Anyway, Alphacat has perfect timing:
http://www.youtube.com/watch?v=qKXZ6quhps0
Creepy Jury Trials Permanently Penned Mr. Devon for Silvering Ordinary Camshafts
@RossinDetroit: here you go
http://www.youtube.com/watch?v=XaI5IRuS2aE
hueyplong
It seems like we want to go two places with this:
1. Getting at his tax returns, which really must be a treasure trove;
2. Make the public roll their eyes and think of Sgt Schultz every time he talks about post-1999 Bain so that they can hear nothing other than Romney repeating “I know nothing” about what was going on.
A subject of hatred, scorn and ridicule. The right sees him as a merchant of death profiting on the corpses of the unborn, and everyone else sees him as an out of touch, a-holy, entitled rich guy.

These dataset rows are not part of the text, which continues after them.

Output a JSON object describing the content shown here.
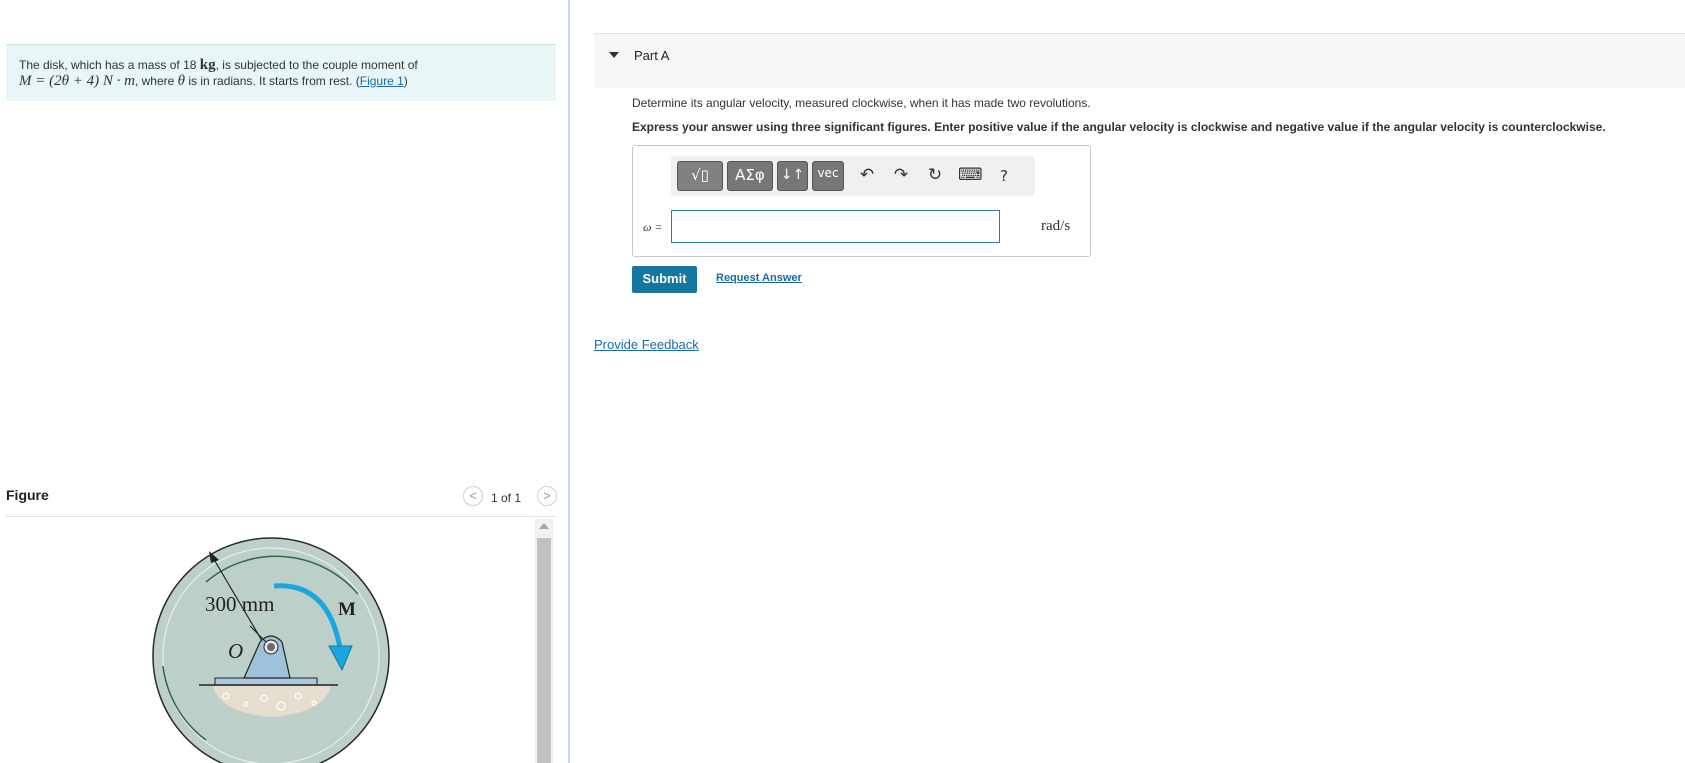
{
  "problem": {
    "text_part1": "The disk, which has a mass of 18",
    "mass_unit": "kg",
    "text_part2": ", is subjected to the couple moment of",
    "moment_expr": "M = (2θ + 4) N · m",
    "text_part3": ", where",
    "theta": "θ",
    "text_part4": "is in radians. It starts from rest. (",
    "figure_link": "Figure 1",
    "text_part5": ")"
  },
  "figure_panel": {
    "title": "Figure",
    "pager_prev": "<",
    "pager_text": "1 of 1",
    "pager_next": ">",
    "labels": {
      "dimension": "300 mm",
      "origin": "O",
      "moment": "M"
    }
  },
  "part": {
    "title": "Part A",
    "question": "Determine its angular velocity, measured clockwise, when it has made two revolutions.",
    "instructions": "Express your answer using three significant figures. Enter positive value if the angular velocity is clockwise and negative value if the angular velocity is counterclockwise."
  },
  "toolbar": {
    "templates_label": "√▯",
    "greek_label": "ΑΣφ",
    "arrows_label": "↓↑",
    "vec_label": "vec",
    "undo_icon": "↶",
    "redo_icon": "↷",
    "reset_icon": "↻",
    "keyboard_icon": "⌨",
    "help_label": "?"
  },
  "answer": {
    "variable_label": "ω =",
    "value": "",
    "units": "rad/s"
  },
  "actions": {
    "submit_label": "Submit",
    "request_label": "Request Answer",
    "feedback_label": "Provide Feedback"
  },
  "colors": {
    "accent": "#1576a0",
    "link": "#1a6aa8",
    "problem_bg": "#e8f6f7",
    "disk": "#bcd0c9",
    "moment_arrow": "#1aa7e0"
  }
}
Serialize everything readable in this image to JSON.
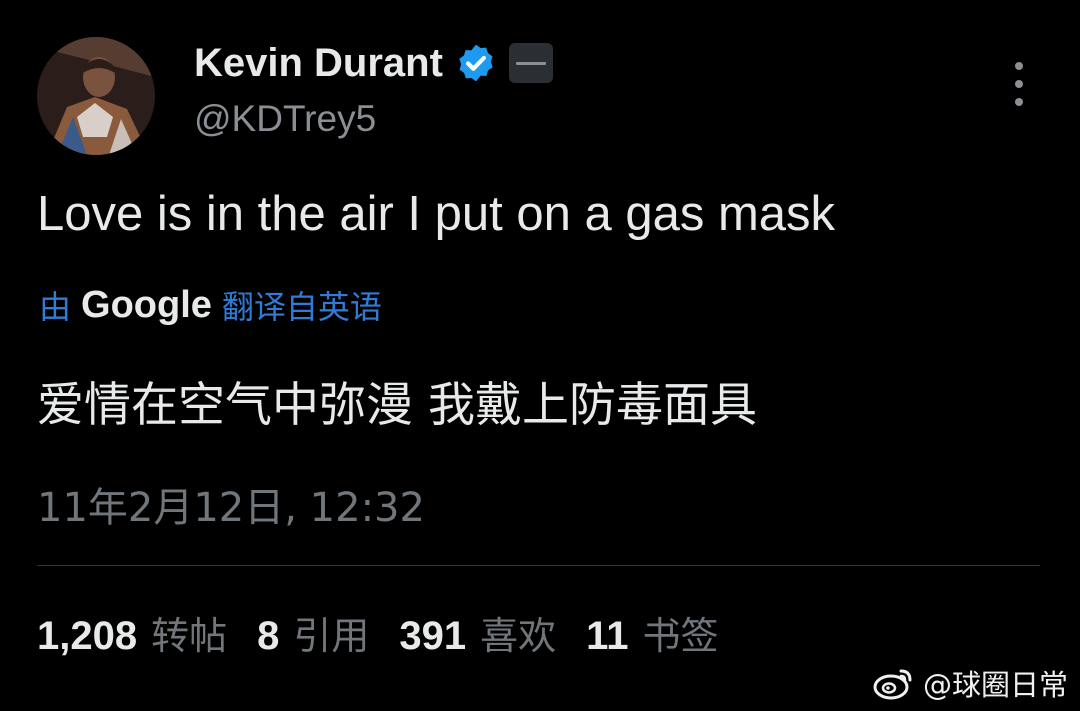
{
  "author": {
    "display_name": "Kevin Durant",
    "handle": "@KDTrey5"
  },
  "tweet": {
    "text": "Love is in the air I put on a gas mask",
    "translation_prefix": "由",
    "translation_provider": "Google",
    "translation_suffix": "翻译自英语",
    "translated_text": "爱情在空气中弥漫 我戴上防毒面具",
    "timestamp": "11年2月12日, 12:32"
  },
  "stats": [
    {
      "count": "1,208",
      "label": "转帖"
    },
    {
      "count": "8",
      "label": "引用"
    },
    {
      "count": "391",
      "label": "喜欢"
    },
    {
      "count": "11",
      "label": "书签"
    }
  ],
  "watermark": {
    "text": "@球圈日常",
    "logo_icon": "weibo-icon"
  },
  "icons": {
    "verified": "verified-badge-icon",
    "more": "more-options-icon"
  },
  "colors": {
    "background": "#000000",
    "primary_text": "#e7e9ea",
    "secondary_text": "#71767b",
    "link_blue": "#2f7bd6",
    "verified_blue": "#1d9bf0"
  }
}
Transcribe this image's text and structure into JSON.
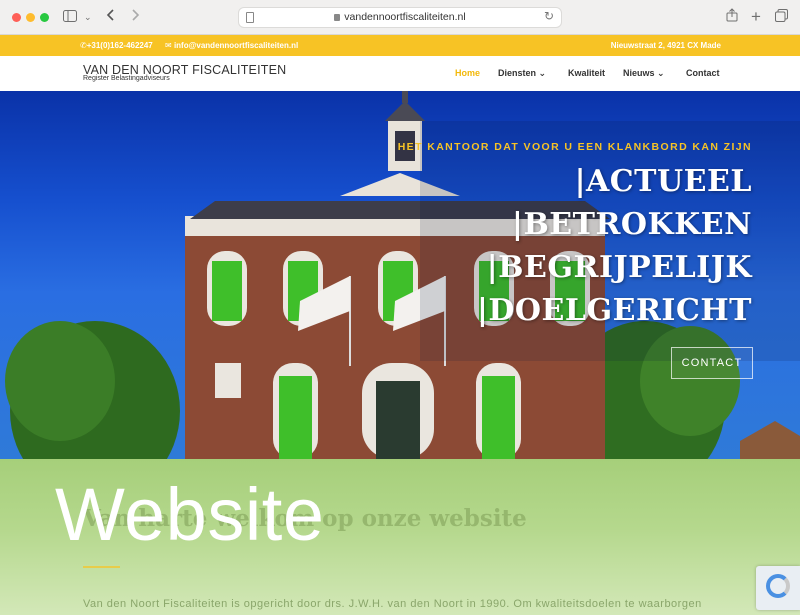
{
  "browser": {
    "url": "vandennoortfiscaliteiten.nl"
  },
  "topbar": {
    "phone": "+31(0)162-462247",
    "email": "info@vandennoortfiscaliteiten.nl",
    "address": "Nieuwstraat 2, 4921 CX Made"
  },
  "nav": {
    "logo_name": "VAN DEN NOORT FISCALITEITEN",
    "logo_sub": "Register Belastingadviseurs",
    "items": [
      {
        "label": "Home",
        "active": true
      },
      {
        "label": "Diensten ⌄"
      },
      {
        "label": "Kwaliteit"
      },
      {
        "label": "Nieuws ⌄"
      },
      {
        "label": "Contact"
      }
    ]
  },
  "hero": {
    "tagline": "HET KANTOOR DAT VOOR U EEN KLANKBORD KAN ZIJN",
    "words": [
      "|ACTUEEL",
      "|BETROKKEN",
      "|BEGRIJPELIJK",
      "|DOELGERICHT"
    ],
    "cta": "CONTACT"
  },
  "content": {
    "heading": "Van harte welkom op onze website",
    "paragraph": "Van den Noort Fiscaliteiten is opgericht door drs. J.W.H. van den Noort in 1990. Om kwaliteitsdoelen te waarborgen"
  },
  "overlay": {
    "label": "Website"
  },
  "colors": {
    "accent": "#f7c325",
    "overlay_green": "#a6cf7a"
  }
}
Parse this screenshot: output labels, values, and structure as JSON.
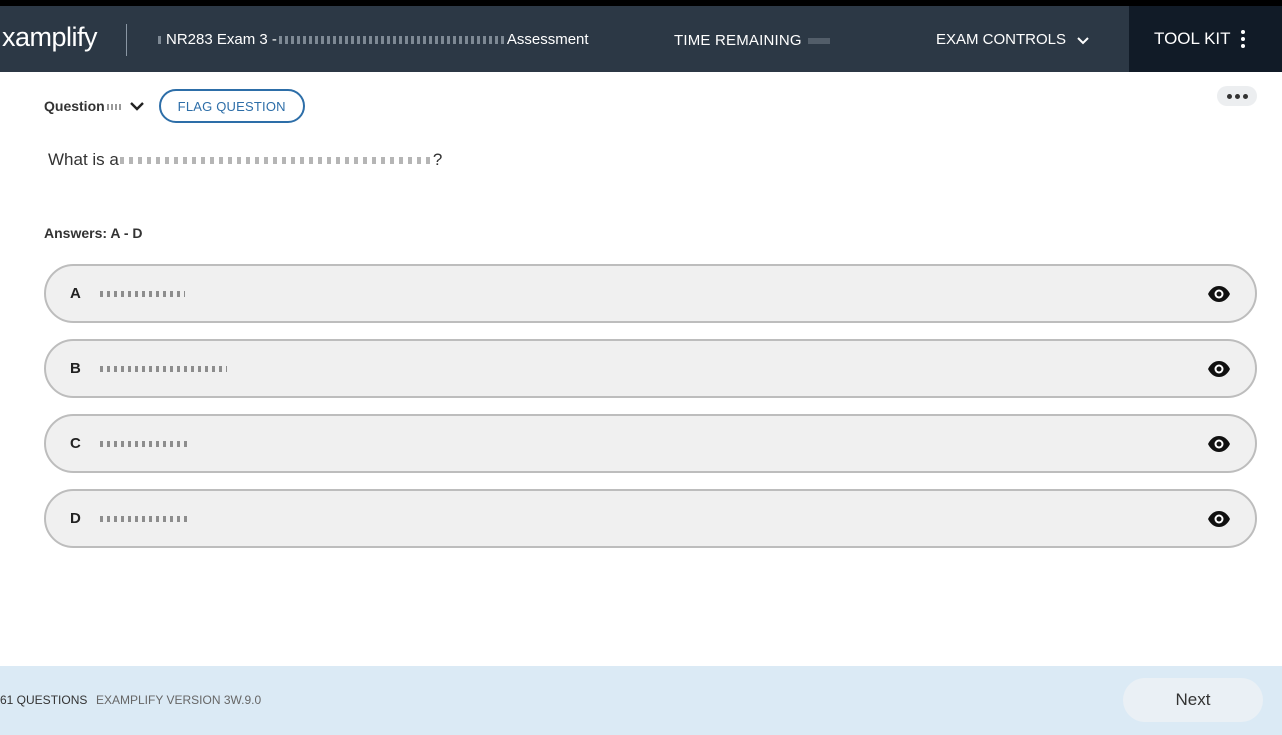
{
  "header": {
    "logo": "xamplify",
    "exam_title_prefix": "NR283 Exam 3 -",
    "exam_title_suffix": "Assessment",
    "time_remaining_label": "TIME REMAINING",
    "exam_controls_label": "EXAM CONTROLS",
    "toolkit_label": "TOOL KIT"
  },
  "question": {
    "label": "Question",
    "flag_label": "FLAG QUESTION",
    "text_prefix": "What is a",
    "text_suffix": "?",
    "answers_label": "Answers: A - D"
  },
  "options": [
    {
      "letter": "A",
      "blur_fraction": 0.07
    },
    {
      "letter": "B",
      "blur_fraction": 0.105
    },
    {
      "letter": "C",
      "blur_fraction": 0.072
    },
    {
      "letter": "D",
      "blur_fraction": 0.072
    }
  ],
  "footer": {
    "question_count": "61 QUESTIONS",
    "version": "EXAMPLIFY VERSION 3W.9.0",
    "next_label": "Next"
  },
  "colors": {
    "header_bg": "#2c3845",
    "toolkit_bg": "#111b27",
    "accent": "#2d6ea8",
    "footer_bg": "#dbeaf5",
    "option_bg": "#f0f0f0"
  }
}
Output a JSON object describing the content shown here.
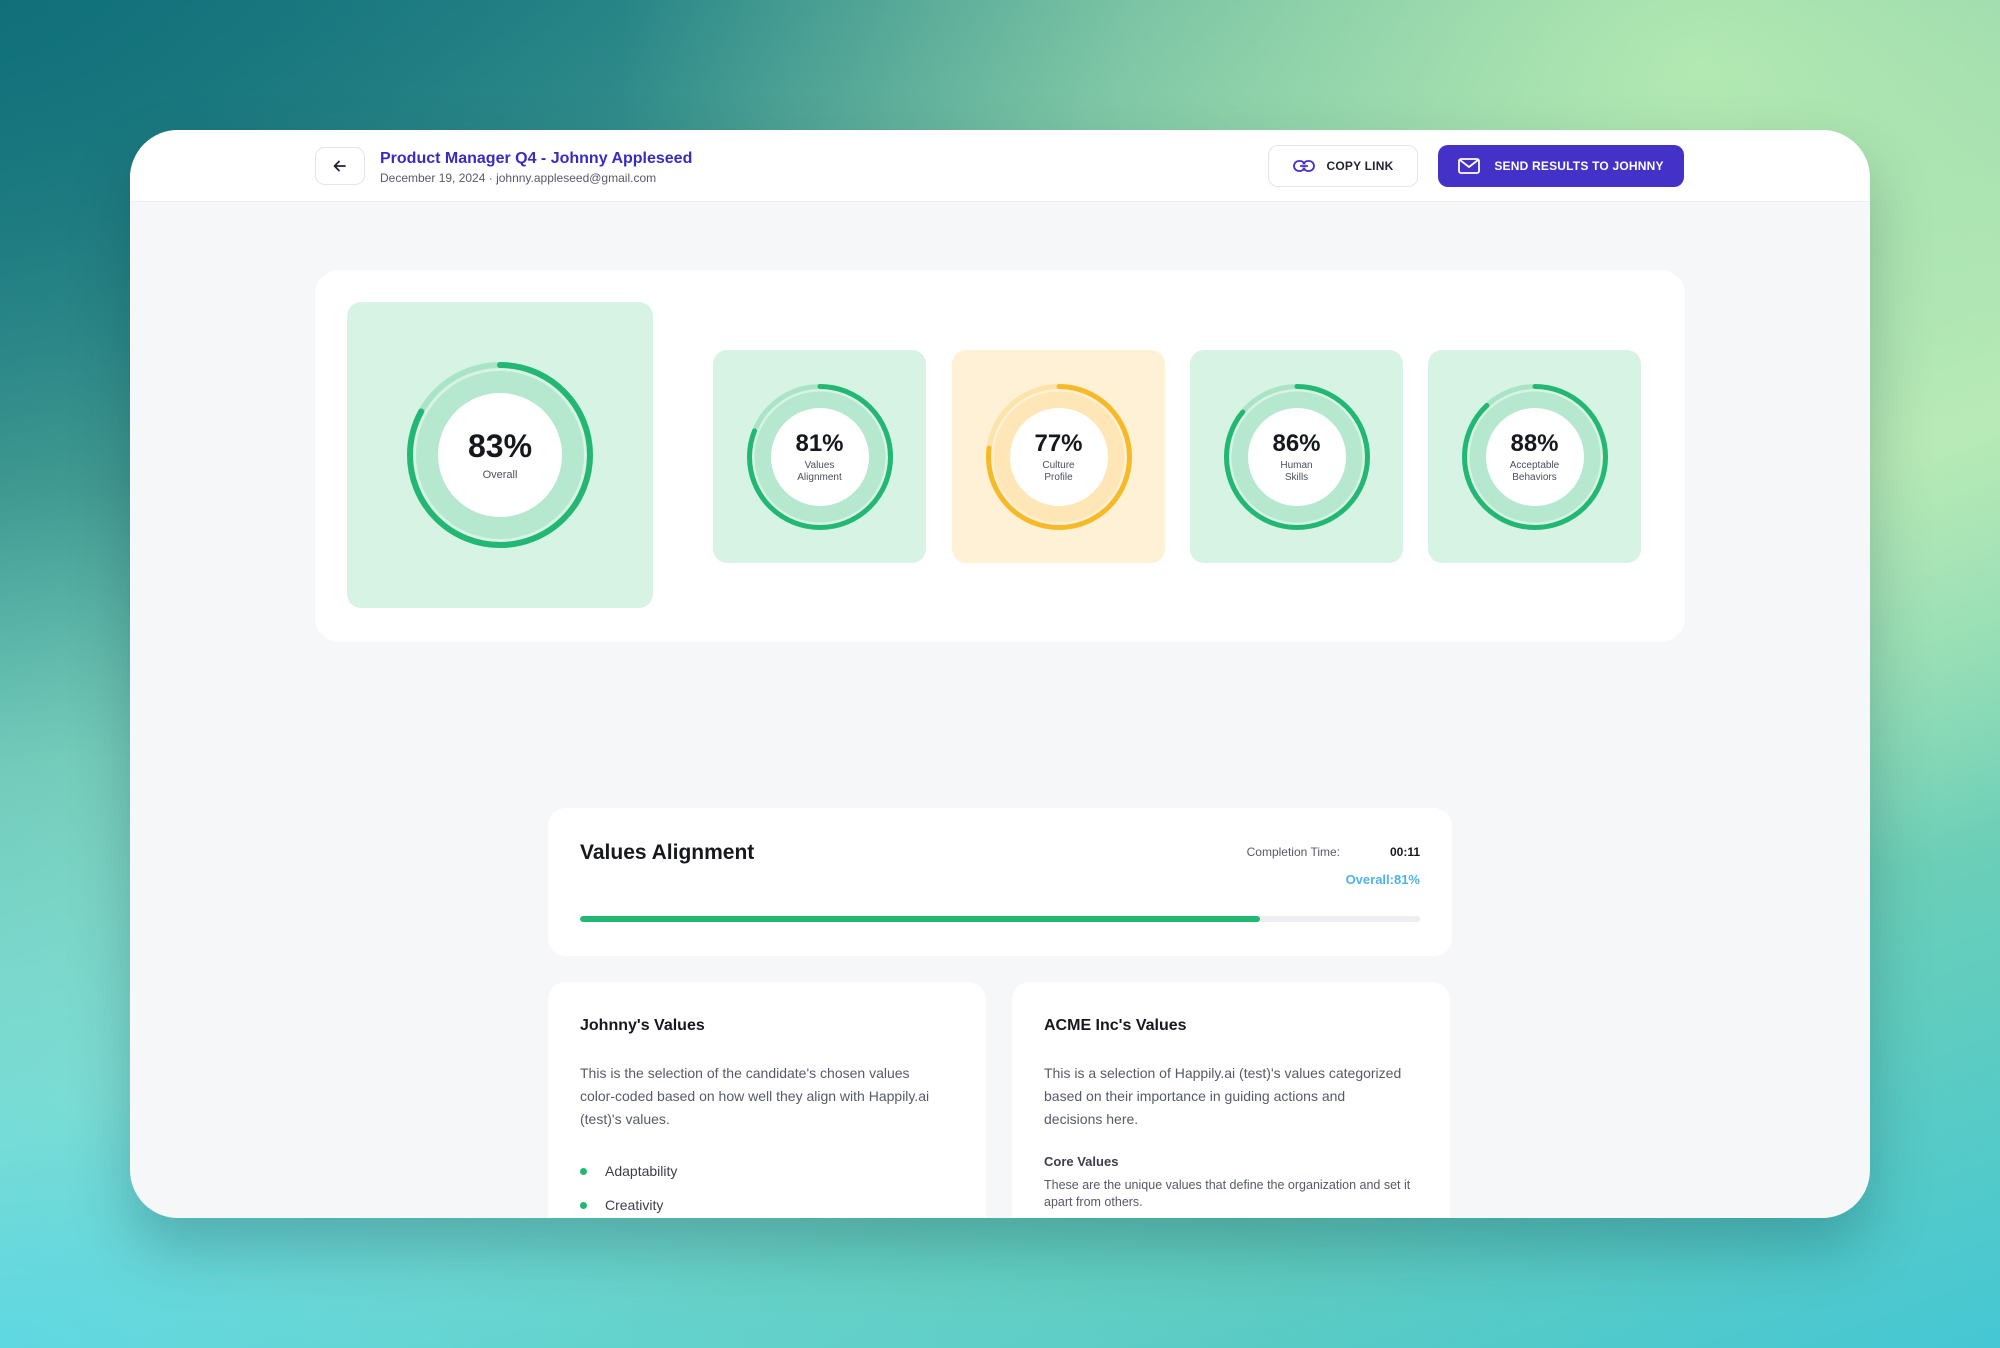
{
  "header": {
    "title": "Product Manager Q4 - Johnny Appleseed",
    "subtitle": "December 19, 2024 · johnny.appleseed@gmail.com",
    "copy_link_label": "COPY LINK",
    "send_results_label": "SEND RESULTS TO JOHNNY"
  },
  "scores": {
    "overall": {
      "value": "83%",
      "label": "Overall",
      "progress": 0.83,
      "color": "#22b873"
    },
    "values_alignment": {
      "value": "81%",
      "label": "Values Alignment",
      "progress": 0.81,
      "color": "#22b873"
    },
    "culture_profile": {
      "value": "77%",
      "label": "Culture Profile",
      "progress": 0.77,
      "color": "#f7b928"
    },
    "human_skills": {
      "value": "86%",
      "label": "Human Skills",
      "progress": 0.86,
      "color": "#22b873"
    },
    "acceptable_behaviors": {
      "value": "88%",
      "label": "Acceptable Behaviors",
      "progress": 0.88,
      "color": "#22b873"
    }
  },
  "values_alignment": {
    "title": "Values Alignment",
    "completion_label": "Completion Time:",
    "completion_value": "00:11",
    "overall_label": "Overall:81%",
    "progress": 0.81
  },
  "candidate_values": {
    "title": "Johnny's Values",
    "description": "This is the selection of the candidate's chosen values color-coded based on how well they align with Happily.ai (test)'s values.",
    "items": [
      "Adaptability",
      "Creativity"
    ]
  },
  "company_values": {
    "title": "ACME Inc's Values",
    "description": "This is a selection of Happily.ai (test)'s values categorized based on their importance in guiding actions and decisions here.",
    "core_title": "Core Values",
    "core_description": "These are the unique values that define the organization and set it apart from others."
  }
}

Creepy Jury Trials Permanently Penned Mr. Devon for Silvering Ordinary Camshafts
@Creepy Jury Trials Permanently Penned Mr. Devon for Silvering Ordinary Camshafts: Ross – sorry – reading skills are obviously limited – but enjoy it anyway
DougJ
@burnspbesq:
Courtroom-speak is not the same as political campaign-speak. “I broke no laws” is fine for the courtroom (you might even say that it’s the basis of most defenses). But it doesn’t work on the campaign trail.
hueyplong
It’s a short hop from
“I broke no laws”
to
“People want to know whether their president[ial candidate] is a crook. Well, I’m not a crook.”
JoeShabadoo
@Turgidson: People vote for liars because the liars are good at it. You can lie constantly as long as you can get people to believe you or at least feel you are lying for a good cause or reason.
Mitt lies all the time but has no ability at it.
RaflW
I think what we’ll eventually learn is that, as someone pointed to above, Romney was running Bain from SLC. But that ‘running’ Bain meant sitting on a monthly conference call where his partners laid the plans, Mitt said “OK” and off they went.
Mitt has acknowledged that his plan at first was to return to Bain after the Olympics, so he kept his seat warm. And the company kept making money, so it may not have even needed that much day-to-day guidance.
Then, when it became necessary to distance himself permanently from Bain decisions, he engineered a back-dated sale to his partners (also publicly acknowledged). I think the three year back-dating is highly questionable.
And we all know that it took 10 years for his partners to buy him out. They owed him a lot of money if if took them 10 years to come up with the scratch, on an installment plan, no less.
This is why the tax returns matter. The size, timing and disposition of those payments are important.
Marcellus Shale, Public Dick
@geg6:
yes.
in this very blog you vigorously defended your employers now proven lack of integrity. you even attacked me for daring to suggest that not only were the allegations true, but that the culture that fostered such pretentious moral high ground permeated throughout the institution.
even now you can’t see what you willingly and vociferously participated in.
Marcellus Shale, Public Dick
@geg6:
yes.
in this very blog you vigorously defended your employers now proven lack of integrity. you even attacked me for daring to suggest that not only were the allegations true, but that the culture that fostered such pretentious moral high ground permeated throughout the institution.
even now you can’t see what you willingly and vociferously participated in.
burnspbesq
@Marcellus Shale, Public Dick:
You’re way off base here.
Marcellus Shale, Public Dick
@burnspbesq:
if i am off base you aren’t even in the ball park.
gwangung
@Marcellus Shale, Public Dick: Dude, back off.
smintheus
@hueyplong: And of course Nixon said “I am not a crook” in reference to tax returns he didn’t file at all with the IRS until after a ProJo reporter looking into his finances caught him dead to rights.